A razão principal é a de sempre: o mais importante para conseguir traduzir a posse da bola em pontos  é a eficácia da sua utilização e não o domínio da sua posse. Isto é, é a capacidade de aproveitamento das oportunidades que importa. O que implica a mesma capacidade de compreensão do que são os movimentos defensivos alargada ao maior número possível de jogadores da equipa - e essencialmente aos que constituem o losango de ataque.

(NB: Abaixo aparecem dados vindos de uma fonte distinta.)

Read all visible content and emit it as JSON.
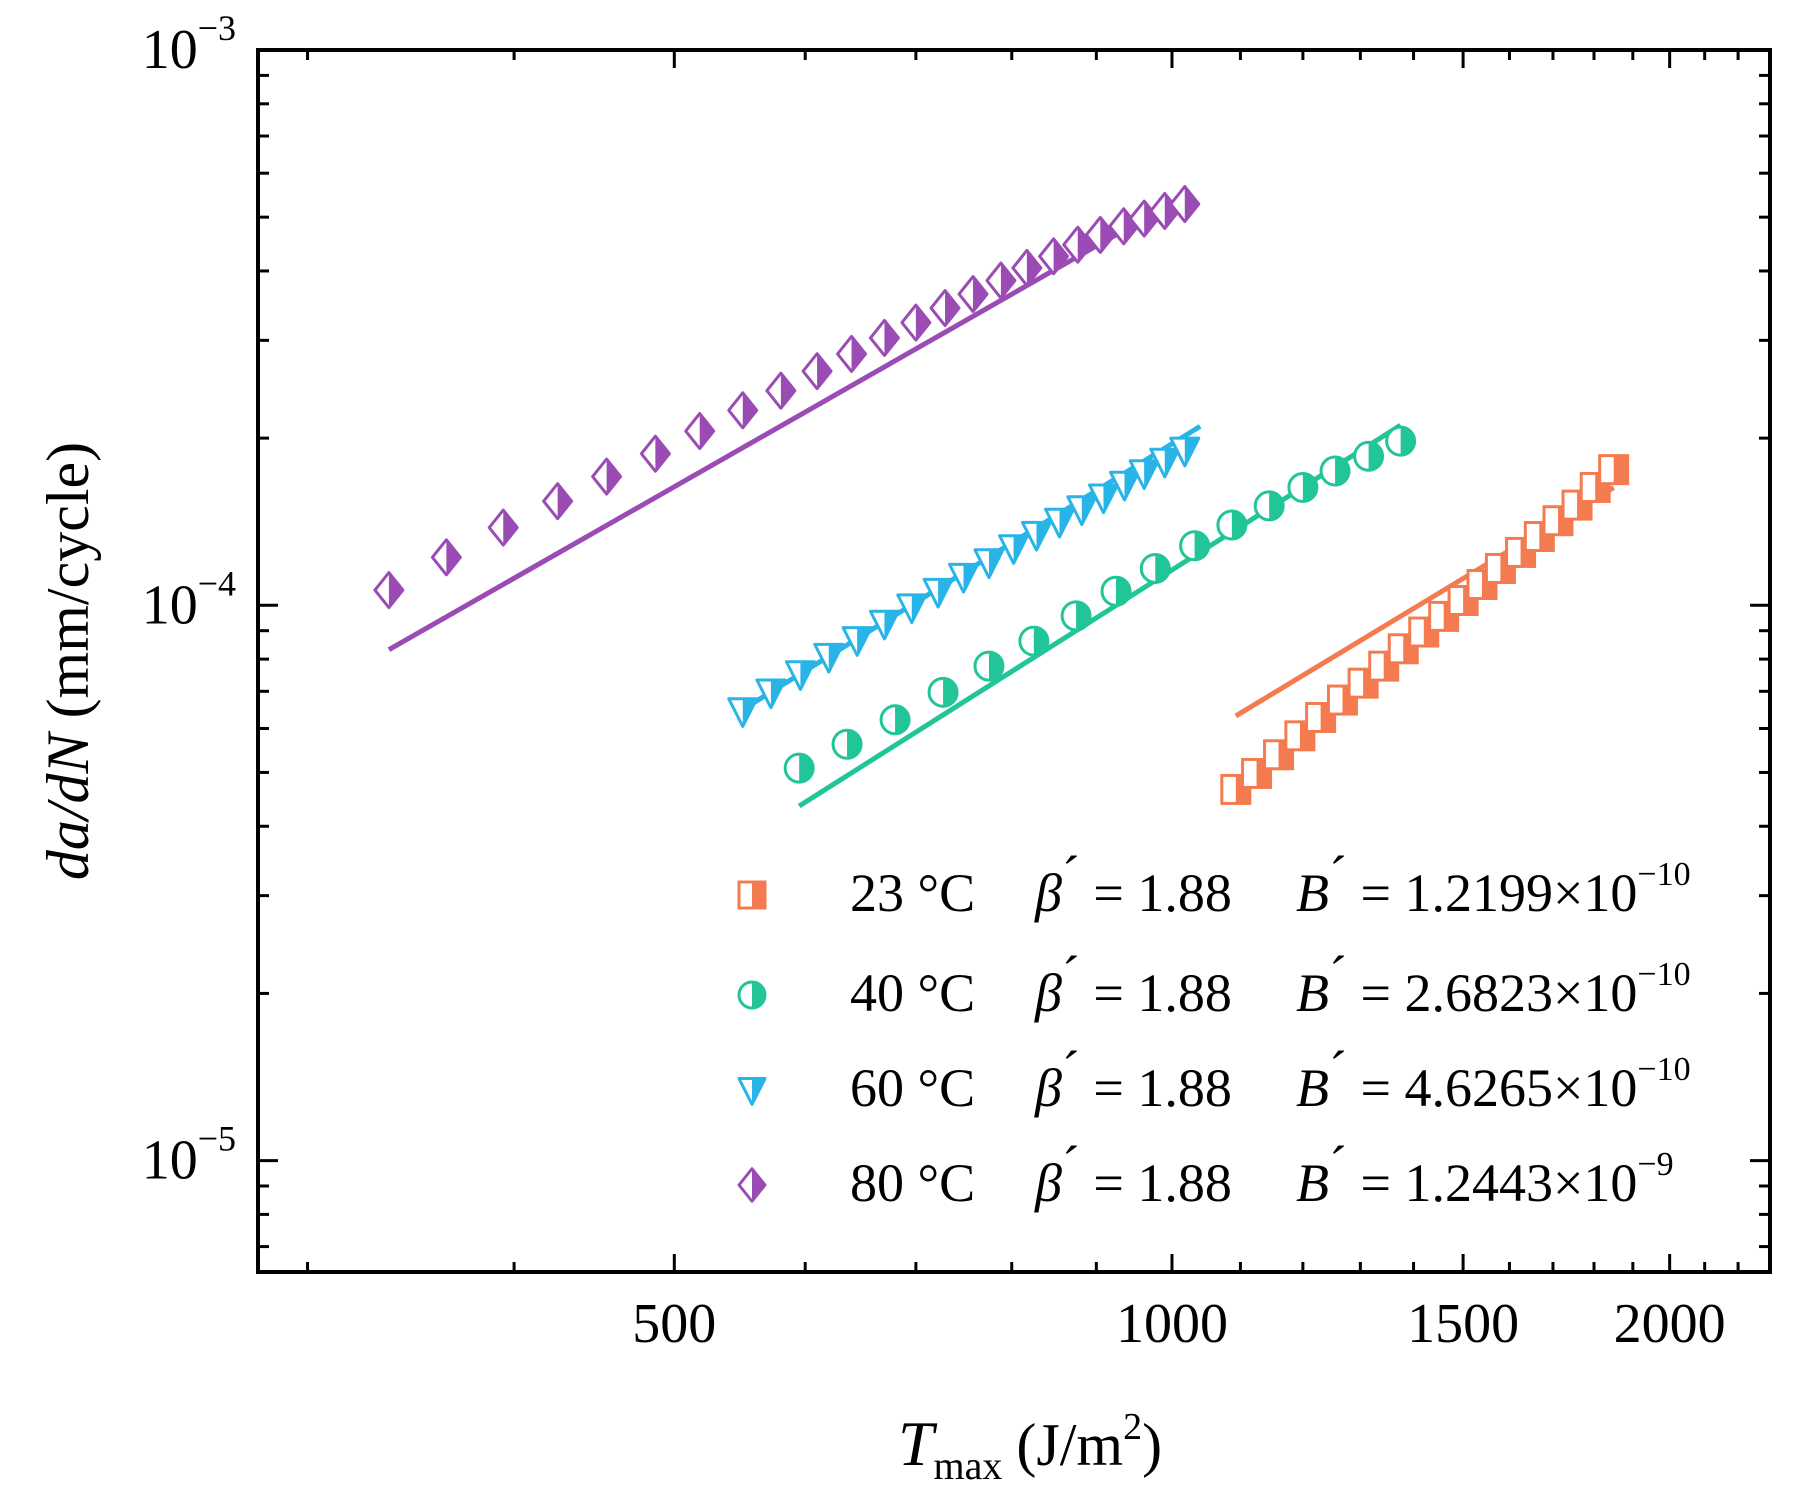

E onde é que os franceses desperdiçaram o seu maior domínio? Pelo que vi, penso que dois aspectos foram dominantes na incapacidade de traduzir o domínio em pontos: um, as linhas de corrida demasiado abertas das suas linhas atrasadas - hoje, ao contrário daquilo que foi uma escola em França, os três-quartos franceses mostram grandes dificuldades em "entrar no passe" - permitindo a acção efectiva da defesa deslizante; dois, a incapacidade de jogo de passe dos avançados dentro da defesa adversário, preferindo a permanente colisão e deixando que a defesa irlandesa - e a defesa irlandesa é, por norma, de uma grande solidariedade e generosidade colectiva - os levasse ao chão e parasse o movimento ou mesmo garantisse mauls para ganhar a introdução da formação ordenada.
O Rugby Vision, o site de Niven Winchester de que já aqui dei nota, prognosticou uma vitória do Ulster com 61,1% de hipóteses e por 4 pontos, falhando apenas por 3 pontos. Para a 4ª jornada, sendo o jogo em França, o Rugby Vision prognostica a vitória do Clermont com 66,2% de hipóteses e por 6 pontos.